Ante los resultados electorales del pasado domingo, mucho se ha escrito en relación con la división de partidos gobernantes en las alcaldías de la Ciudad de México. Ciertamente es una división importante e interesante desde el punto de vista de la composición política de gobernantes y de las preferencias electorales. Sin embargo, quienes a nivel sociodemográfico quieran descubrir divisiones profundas en la ciudad como algo novedoso, ciertamente no estarán revelando nada nuevo. La desigualdad mexicana es y ha sido abrumadora por décadas. En las ciudades, sin embargo, esta desigualdad suele tomar matices inmediatos y dramáticos de comparación.
La Ciudad de México, como otras grandes metropolis latinoamericanas, tiene paisajes que dan muestra de estas desigualdades abrumadoras (el caso más emblemático podría ser el área de Santa Fe, aunque sin duda no es el único). Además, paralelamente a estos casos de inmediatos contrastes, la ciudad es un crisol de barrios en los que históricamente han existido distintos niveles de marginación. A niveles de alcaldía también se reproduce el fenómeno. Hace dos años, en el 2019, el Programa de Naciones Unidas para el Desarrollo (PNUD), hizo pública información del informe “Transformando México desde lo local”. Los datos permitieron una comparación fascinante entre los niveles de Índice de Desarrollo Humano por cada alcaldía de la Ciudad de México.
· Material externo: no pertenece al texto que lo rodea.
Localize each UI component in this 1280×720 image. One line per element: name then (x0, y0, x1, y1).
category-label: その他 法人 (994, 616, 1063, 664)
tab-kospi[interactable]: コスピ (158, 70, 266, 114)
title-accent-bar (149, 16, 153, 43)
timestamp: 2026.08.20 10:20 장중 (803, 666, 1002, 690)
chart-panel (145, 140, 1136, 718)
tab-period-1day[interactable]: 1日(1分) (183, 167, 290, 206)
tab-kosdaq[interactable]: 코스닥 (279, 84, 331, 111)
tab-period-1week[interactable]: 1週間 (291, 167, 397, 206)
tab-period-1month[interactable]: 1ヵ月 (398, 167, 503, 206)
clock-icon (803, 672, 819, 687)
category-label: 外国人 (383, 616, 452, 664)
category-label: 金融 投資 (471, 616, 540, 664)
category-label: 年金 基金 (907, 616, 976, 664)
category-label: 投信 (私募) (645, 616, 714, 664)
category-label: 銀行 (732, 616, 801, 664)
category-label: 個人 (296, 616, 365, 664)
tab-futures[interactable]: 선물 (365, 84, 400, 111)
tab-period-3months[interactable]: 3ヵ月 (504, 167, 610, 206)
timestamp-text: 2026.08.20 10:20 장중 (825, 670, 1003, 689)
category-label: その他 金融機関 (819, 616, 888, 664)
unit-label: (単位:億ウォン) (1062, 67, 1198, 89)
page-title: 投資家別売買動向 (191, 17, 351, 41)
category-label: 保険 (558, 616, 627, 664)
La alcaldía Benito Juárez, por ejemplo, presumía el índice más alto de entre todas las alcaldías, de .944, lo que le representaba una calidad de vida a sus habitantes comparables con Suiza, país que registraba exactamente el mismo índice. En segundo lugar respecto a calidad de vida se encontraba la Miguel Hidalgo, comparable con la calidad de vida del Reino Unido. Finalmente, en tercero aparecía Coyoacán, comparable con Italia en el mismo índice. Del otro lado de la moneda, las alcaldías peor calificadas fueron Iztapalapa, Xochimilco, Tláhuac y, en la peor posición, Milpa Alta. Respectivamente, la calidad de vida de estas alcaldías era comparable a Bulgaria, Rumania, Bielorrusia, así como Bosnia y Herzegovina.
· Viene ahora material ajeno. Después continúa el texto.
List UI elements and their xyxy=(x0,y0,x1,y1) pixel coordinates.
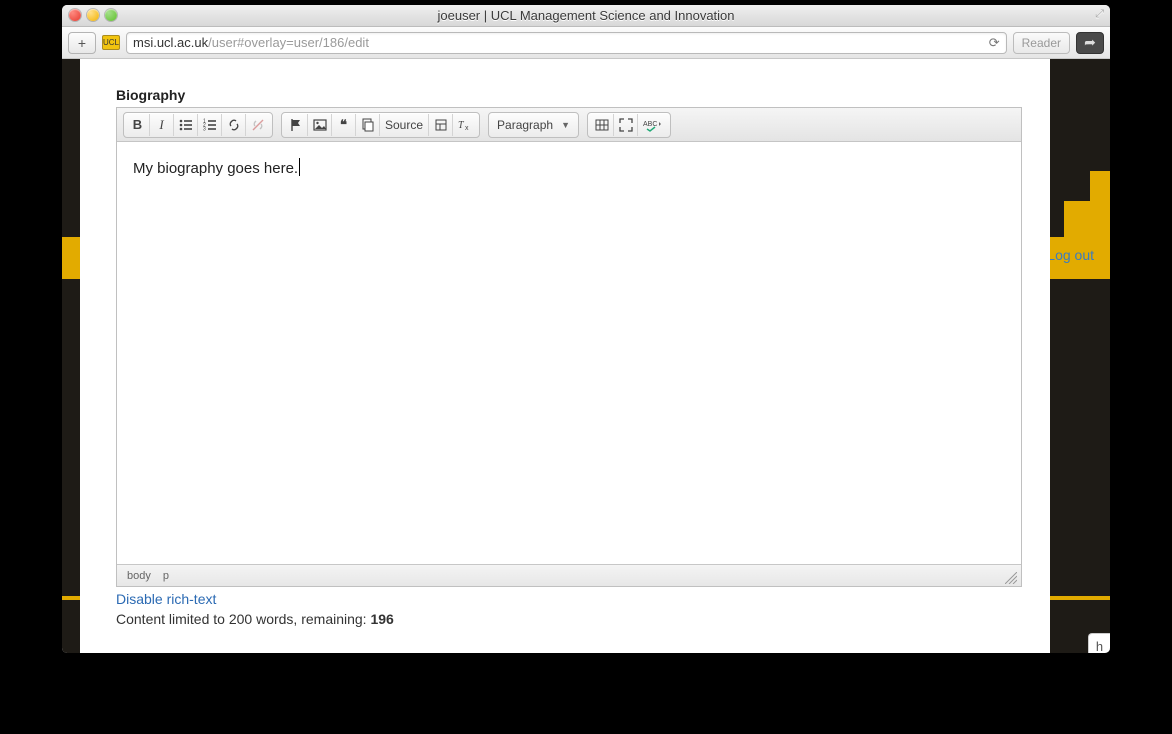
list-ul-icon xyxy=(179,118,193,132)
svg-text:T: T xyxy=(458,120,465,131)
new-tab-button[interactable]: + xyxy=(68,32,96,54)
window-title: joeuser | UCL Management Science and Inn… xyxy=(437,8,734,23)
biography-label: Biography xyxy=(116,87,1022,103)
remove-format-button[interactable]: Tx xyxy=(453,114,477,136)
editor-content-area[interactable]: My biography goes here. xyxy=(117,142,1021,564)
editor-footer: body p xyxy=(117,564,1021,586)
editor-text: My biography goes here. xyxy=(133,160,298,177)
blockquote-button[interactable]: ❝ xyxy=(332,114,356,136)
anchor-button[interactable] xyxy=(284,114,308,136)
paragraph-format-dropdown[interactable]: Paragraph ▼ xyxy=(488,112,579,138)
numbered-list-button[interactable]: 123 xyxy=(198,114,222,136)
toolbar-group-insert: ❝ Source Tx xyxy=(281,112,480,138)
minimize-window-button[interactable] xyxy=(87,9,99,21)
paste-from-word-button[interactable] xyxy=(356,114,380,136)
window-titlebar: joeuser | UCL Management Science and Inn… xyxy=(62,5,1110,27)
paragraph-label: Paragraph xyxy=(497,118,553,132)
link-button[interactable] xyxy=(222,114,246,136)
word-limit-text: Content limited to 200 words, remaining:… xyxy=(116,611,1022,627)
url-host: msi.ucl.ac.uk xyxy=(133,35,208,50)
flag-icon xyxy=(289,118,303,132)
elements-path-p[interactable]: p xyxy=(163,570,169,582)
bg-decor xyxy=(1064,201,1110,237)
bold-button[interactable]: B xyxy=(126,114,150,136)
image-button[interactable] xyxy=(308,114,332,136)
hidden-button-stub[interactable]: h xyxy=(1088,633,1110,653)
elements-path-body[interactable]: body xyxy=(127,570,151,582)
spellcheck-icon: ABC xyxy=(643,118,663,132)
table-icon xyxy=(595,118,609,132)
bg-decor xyxy=(1090,171,1110,201)
disable-richtext-link[interactable]: Disable rich-text xyxy=(116,591,216,607)
zoom-window-button[interactable] xyxy=(105,9,117,21)
reader-button[interactable]: Reader xyxy=(1013,32,1070,54)
site-favicon: UCL xyxy=(102,35,120,50)
maximize-icon xyxy=(619,118,633,132)
image-icon xyxy=(313,118,327,132)
browser-window: joeuser | UCL Management Science and Inn… xyxy=(62,5,1110,653)
paste-icon xyxy=(361,118,375,132)
link-icon xyxy=(227,118,241,132)
bulleted-list-button[interactable] xyxy=(174,114,198,136)
fullscreen-icon[interactable]: ⤢ xyxy=(1095,8,1104,21)
wysiwyg-editor: B I 123 xyxy=(116,107,1022,587)
editor-toolbar: B I 123 xyxy=(117,108,1021,142)
url-path: /user#overlay=user/186/edit xyxy=(208,35,369,50)
url-toolbar: + UCL msi.ucl.ac.uk/user#overlay=user/18… xyxy=(62,27,1110,59)
list-ol-icon: 123 xyxy=(203,118,217,132)
close-window-button[interactable] xyxy=(69,9,81,21)
spellcheck-button[interactable]: ABC xyxy=(638,114,668,136)
logout-link[interactable]: Log out xyxy=(1047,247,1094,263)
svg-text:ABC: ABC xyxy=(643,121,657,128)
templates-icon xyxy=(434,118,448,132)
text-cursor xyxy=(299,158,300,176)
templates-button[interactable] xyxy=(429,114,453,136)
svg-text:3: 3 xyxy=(203,126,206,132)
svg-text:x: x xyxy=(465,125,469,132)
toolbar-group-text: B I 123 xyxy=(123,112,273,138)
maximize-button[interactable] xyxy=(614,114,638,136)
unlink-button[interactable] xyxy=(246,114,270,136)
overlay-panel: Biography B I 123 xyxy=(80,59,1050,653)
remove-format-icon: Tx xyxy=(458,118,472,132)
url-field[interactable]: msi.ucl.ac.uk/user#overlay=user/186/edit… xyxy=(126,32,1007,54)
share-button[interactable]: ➦ xyxy=(1076,32,1104,54)
table-button[interactable] xyxy=(590,114,614,136)
page-viewport: Log out h Biography B I 123 xyxy=(62,59,1110,653)
unlink-icon xyxy=(251,118,265,132)
toolbar-group-tools: ABC xyxy=(587,112,671,138)
resize-grip-icon[interactable] xyxy=(1005,572,1017,584)
reload-button[interactable]: ⟳ xyxy=(989,35,1000,51)
window-controls xyxy=(69,9,117,21)
italic-button[interactable]: I xyxy=(150,114,174,136)
words-remaining: 196 xyxy=(370,611,393,627)
source-button[interactable]: Source xyxy=(380,114,429,136)
chevron-down-icon: ▼ xyxy=(561,120,570,130)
Aun y cuando estos datos merecen actualizarse, particularmente derivado de la pandemia de 2020 y 2021, confirman que la desigualdad chilanga es todo menos nueva. Las divisiones políticas, electorales, económicas y culturales son sintomáticas de esa desigualdad. Ante ese contexto, la actual administración de la Ciudad de México emprendió desde el inicio de la administración una prometedora apuesta de política pública: la instalación de trescientos Puntos de Innovación, Libertad, Arte, Educación y Saberes (PILARES) en zonas con distintos grados de marginación alrededor de la ciudad. Los PILARES son una apuesta multidimensional. No sólo dirigen hacia resignificar espacios públicos, habilitar derechos educativos y proveer de oportunidades de autonomía laboral, también están pensados para construir espacios y oportunidades de ocio, recreación y esparcimiento, entre otros.
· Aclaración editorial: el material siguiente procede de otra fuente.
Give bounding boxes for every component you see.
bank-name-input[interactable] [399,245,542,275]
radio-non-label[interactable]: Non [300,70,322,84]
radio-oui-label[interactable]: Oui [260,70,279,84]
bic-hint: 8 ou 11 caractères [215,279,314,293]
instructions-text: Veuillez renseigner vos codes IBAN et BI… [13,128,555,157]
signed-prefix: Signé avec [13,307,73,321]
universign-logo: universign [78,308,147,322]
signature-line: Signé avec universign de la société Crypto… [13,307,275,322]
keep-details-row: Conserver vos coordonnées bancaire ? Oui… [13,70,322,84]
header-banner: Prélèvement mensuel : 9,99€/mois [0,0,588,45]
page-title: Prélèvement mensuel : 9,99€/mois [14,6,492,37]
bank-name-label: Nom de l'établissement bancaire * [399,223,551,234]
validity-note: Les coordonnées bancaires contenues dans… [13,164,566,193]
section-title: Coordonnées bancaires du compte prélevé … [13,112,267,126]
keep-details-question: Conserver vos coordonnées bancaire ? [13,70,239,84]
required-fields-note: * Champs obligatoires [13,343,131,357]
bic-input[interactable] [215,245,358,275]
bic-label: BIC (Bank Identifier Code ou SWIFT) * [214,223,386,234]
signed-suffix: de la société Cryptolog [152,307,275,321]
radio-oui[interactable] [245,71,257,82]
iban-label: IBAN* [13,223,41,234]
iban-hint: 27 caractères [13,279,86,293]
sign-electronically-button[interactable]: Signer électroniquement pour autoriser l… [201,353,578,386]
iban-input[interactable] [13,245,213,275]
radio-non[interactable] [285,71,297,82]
Derivado de ello, estos espacios tienen el potencial para propiciar la regeneración de lazos sociales a nivel barrial con la enorme oportunidad de construir redes basadas en la confianza y la dignidad de las personas. Los PILARES, como muchos espacios más alrededor del mundo, enfrentaron un reto gigantesco con la pandemia. Como espacios, físicos estuvieron obligados a permanecer cerrados; y como espacios educativos, a ingeniárselas para impartir distintas formas de educación a distancia. Apenas el lunes pasado, y como parte del cambio a semáforo verde de vigilancia epidemiológica en la Ciudad de México, el gobierno de la ciudad anunció la reapertura escalonada de los PILARES. La noticia es alentadora por un sinfín de razones, entre ellas, el hecho de que urgen espacios que permitan construir dignidad y reducir desigualdad en una ciudad que no se cansa de dar evidencia de que la desigualdad ha habitado la ciudad desde hace décadas.